Until the huge stock of unrentable vacant housing passes through foreclosure and is sold off at prices that will allow real landlords to get positive cash flow from rents people can and will actually pay, OER will not fall.

Thanks jm.
So those vacant houses will need high priced insurance and/or security details to protect property that owners are so far unwilling to rent...or am I being block-headed in not recognizing the sanctity of "unrentable"?
Of that portion of empty houses where the bank owns the house, are they willing to rent for current market rates or somewhat less while they wait for a selling opportunity? The costs of renting are higher than the costs associated with vacant housing...seems to be the message I am having trouble digesting.
But you have empirical data that shows it's hard to find affordable rents. How can this not be atmost a local and/or temporary phase while owners reassess the falling market?

"How can this not be at most a local and/or temporary phase while owners reassess the falling market?"

Although I do believe that this is a temporary phase, I also believe that the people who made speculative purchases during the bubble years are exactly those people who believe real estate is a "can't lose" investment. So they believe any sluggishness in the market can be only temporary, and if they just hold on through the slump, they are sure to make huge profits when prices take off again. This belief system is inevitably reinforced by the way prices rose after the mid-90s slump.

When these people advertise a home for rent, it's not with intent to become a professional landlord. They only want to reduce their losses until they can sell at a profit.

It's a safe bet that many of these people are in dire straits, paying out mortgage, insurance, heating/cooling and maintenance costs month after month both on a vacant home plus the one they live in, but unwilling or unable to sell because they would then have an immediate additional loss of $100k or more due to falling prices and transaction costs -- a loss which many of them probably do not have the resources to cover.

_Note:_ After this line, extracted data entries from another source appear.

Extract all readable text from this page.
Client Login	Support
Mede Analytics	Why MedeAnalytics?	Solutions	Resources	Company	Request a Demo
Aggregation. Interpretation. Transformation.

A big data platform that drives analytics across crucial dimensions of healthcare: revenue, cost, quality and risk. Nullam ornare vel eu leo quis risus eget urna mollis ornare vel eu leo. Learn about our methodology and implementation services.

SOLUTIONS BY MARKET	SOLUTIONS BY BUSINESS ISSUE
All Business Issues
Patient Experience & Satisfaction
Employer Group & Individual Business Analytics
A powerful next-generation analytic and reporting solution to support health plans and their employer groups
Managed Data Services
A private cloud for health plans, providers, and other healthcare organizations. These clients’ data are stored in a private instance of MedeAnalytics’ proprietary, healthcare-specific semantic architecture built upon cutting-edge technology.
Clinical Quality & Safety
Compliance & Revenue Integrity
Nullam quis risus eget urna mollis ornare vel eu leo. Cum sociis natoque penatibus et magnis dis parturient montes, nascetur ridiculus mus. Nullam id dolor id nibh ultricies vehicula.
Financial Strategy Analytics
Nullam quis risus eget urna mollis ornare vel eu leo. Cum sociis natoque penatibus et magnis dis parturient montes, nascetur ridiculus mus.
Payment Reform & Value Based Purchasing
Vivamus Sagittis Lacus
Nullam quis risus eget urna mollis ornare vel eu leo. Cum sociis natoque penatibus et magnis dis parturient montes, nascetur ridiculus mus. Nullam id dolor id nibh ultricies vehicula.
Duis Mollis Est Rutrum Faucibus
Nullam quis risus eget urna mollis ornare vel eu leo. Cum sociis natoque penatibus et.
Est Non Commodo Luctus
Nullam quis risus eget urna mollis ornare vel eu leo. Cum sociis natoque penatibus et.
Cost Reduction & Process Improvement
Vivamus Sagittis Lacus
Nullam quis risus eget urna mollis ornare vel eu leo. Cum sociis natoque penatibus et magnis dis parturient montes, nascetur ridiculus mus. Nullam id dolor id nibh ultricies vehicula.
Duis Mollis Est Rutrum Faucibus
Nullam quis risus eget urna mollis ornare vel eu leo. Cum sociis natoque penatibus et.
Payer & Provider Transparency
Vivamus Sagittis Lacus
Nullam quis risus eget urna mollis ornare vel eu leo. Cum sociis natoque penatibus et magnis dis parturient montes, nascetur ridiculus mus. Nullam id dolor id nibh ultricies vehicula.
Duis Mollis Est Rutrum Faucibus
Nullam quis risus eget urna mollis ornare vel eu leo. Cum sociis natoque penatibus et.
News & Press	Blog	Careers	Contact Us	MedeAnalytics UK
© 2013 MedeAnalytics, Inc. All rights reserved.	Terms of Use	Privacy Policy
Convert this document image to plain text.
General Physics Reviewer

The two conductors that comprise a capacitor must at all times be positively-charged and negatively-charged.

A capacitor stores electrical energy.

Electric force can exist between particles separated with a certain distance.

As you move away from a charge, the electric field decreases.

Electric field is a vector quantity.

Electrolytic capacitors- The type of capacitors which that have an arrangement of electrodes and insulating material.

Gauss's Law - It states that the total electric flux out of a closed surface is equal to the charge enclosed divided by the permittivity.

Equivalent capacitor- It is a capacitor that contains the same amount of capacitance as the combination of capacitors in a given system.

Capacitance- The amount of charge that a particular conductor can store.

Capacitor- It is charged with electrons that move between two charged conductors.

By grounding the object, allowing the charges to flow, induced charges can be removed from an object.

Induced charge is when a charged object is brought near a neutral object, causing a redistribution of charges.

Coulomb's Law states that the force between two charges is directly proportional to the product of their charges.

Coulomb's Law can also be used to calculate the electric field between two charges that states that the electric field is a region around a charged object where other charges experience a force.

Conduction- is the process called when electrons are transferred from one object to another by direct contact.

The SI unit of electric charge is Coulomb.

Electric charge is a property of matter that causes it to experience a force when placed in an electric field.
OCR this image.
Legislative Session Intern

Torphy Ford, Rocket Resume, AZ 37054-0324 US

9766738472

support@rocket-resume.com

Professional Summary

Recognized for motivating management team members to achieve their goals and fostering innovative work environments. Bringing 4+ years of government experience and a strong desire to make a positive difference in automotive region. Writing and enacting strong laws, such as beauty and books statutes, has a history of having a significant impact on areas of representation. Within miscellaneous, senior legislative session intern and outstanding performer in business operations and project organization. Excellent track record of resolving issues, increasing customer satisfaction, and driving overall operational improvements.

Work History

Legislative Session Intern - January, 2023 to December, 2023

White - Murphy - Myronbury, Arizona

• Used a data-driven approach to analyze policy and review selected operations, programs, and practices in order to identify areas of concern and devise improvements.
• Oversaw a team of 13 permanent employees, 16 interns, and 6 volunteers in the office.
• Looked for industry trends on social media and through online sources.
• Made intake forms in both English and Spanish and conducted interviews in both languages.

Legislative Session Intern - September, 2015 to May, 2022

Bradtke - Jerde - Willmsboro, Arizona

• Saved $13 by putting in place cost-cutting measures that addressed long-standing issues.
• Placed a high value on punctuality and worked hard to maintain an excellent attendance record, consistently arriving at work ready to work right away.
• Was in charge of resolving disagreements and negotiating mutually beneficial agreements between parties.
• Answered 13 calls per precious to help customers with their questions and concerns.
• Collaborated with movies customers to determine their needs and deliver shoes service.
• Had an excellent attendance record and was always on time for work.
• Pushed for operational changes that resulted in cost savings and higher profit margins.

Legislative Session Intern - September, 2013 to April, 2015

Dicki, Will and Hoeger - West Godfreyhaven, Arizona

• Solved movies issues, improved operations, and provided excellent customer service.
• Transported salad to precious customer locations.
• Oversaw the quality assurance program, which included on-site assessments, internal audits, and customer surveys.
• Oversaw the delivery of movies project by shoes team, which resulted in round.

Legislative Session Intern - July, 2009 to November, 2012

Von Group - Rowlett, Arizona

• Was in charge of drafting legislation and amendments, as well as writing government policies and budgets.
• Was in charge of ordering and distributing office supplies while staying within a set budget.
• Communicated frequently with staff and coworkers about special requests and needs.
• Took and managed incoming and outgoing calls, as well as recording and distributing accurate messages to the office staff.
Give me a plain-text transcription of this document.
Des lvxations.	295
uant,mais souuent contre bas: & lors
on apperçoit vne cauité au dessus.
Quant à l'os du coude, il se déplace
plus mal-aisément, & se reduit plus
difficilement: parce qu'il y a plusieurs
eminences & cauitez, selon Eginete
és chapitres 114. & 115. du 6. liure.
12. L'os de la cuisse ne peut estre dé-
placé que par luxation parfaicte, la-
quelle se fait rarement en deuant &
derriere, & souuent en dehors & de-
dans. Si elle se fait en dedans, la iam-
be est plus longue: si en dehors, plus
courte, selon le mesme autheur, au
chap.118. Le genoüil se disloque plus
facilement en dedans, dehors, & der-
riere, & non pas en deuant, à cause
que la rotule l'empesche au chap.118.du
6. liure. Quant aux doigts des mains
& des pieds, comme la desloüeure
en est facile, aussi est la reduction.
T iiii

And because it was greed that got them into the situation, they're going to strongly resist renting for anything less than mortgage payment amount.

Eventually, those whose income from other sources is enough to support the lower rate of negative cash flow they'll have if they actually rent the home will swallow their pride and cut their asking rent. But this probably won't happen until they've gone through this year's "hot spring selling season" without a sale.

Regarding banks renting out foreclosed homes, I have read that they rarely do that, though some have rented in cases where the slump was so bad that selling would have led to losses near 100% and the market price impact would have endangered other loans. I suspect that it will get just that bad in many parts of the country, but not until later this year at the earliest.

Thanks jm, I'm not ever absolutely sure but my anecdotal evidence comes from reading reports of REO "auctions" that produce no sales as prospective buyers refuse to entertain even the "25% off" prices. It may not be possible to rent all of these houses, but surely a large portion of them will be...driving rents down and with that CPI...and recalibrating GDP, it seems to me.

Calmo, I quite agree with you, except in regard to timing. Actually, my long-term outlook is probably even more bearish than yours. When we get to September with most of this vacant inventory still unsold and unrented, and the owners out six months more of mortgage, tax, and maintenance payments, some serious price cutting is going to start, and it's going to get really ugly. During the early-90s downturn, the home ownership rate was only 64%, and the ownership rate among the under-30 set was particularly low. Now the overall rate is near 69%, and among the under-30 set in particular it's far above the early-90s rate. So when the coming recession starts pushing those young people back to their parents' homes and into doubling or tripling up with roommates, the already-glutted condo market is going to be just awash in bank-owned vacancies. The banks will probably have no choice but to offer them for rent at realistic levels.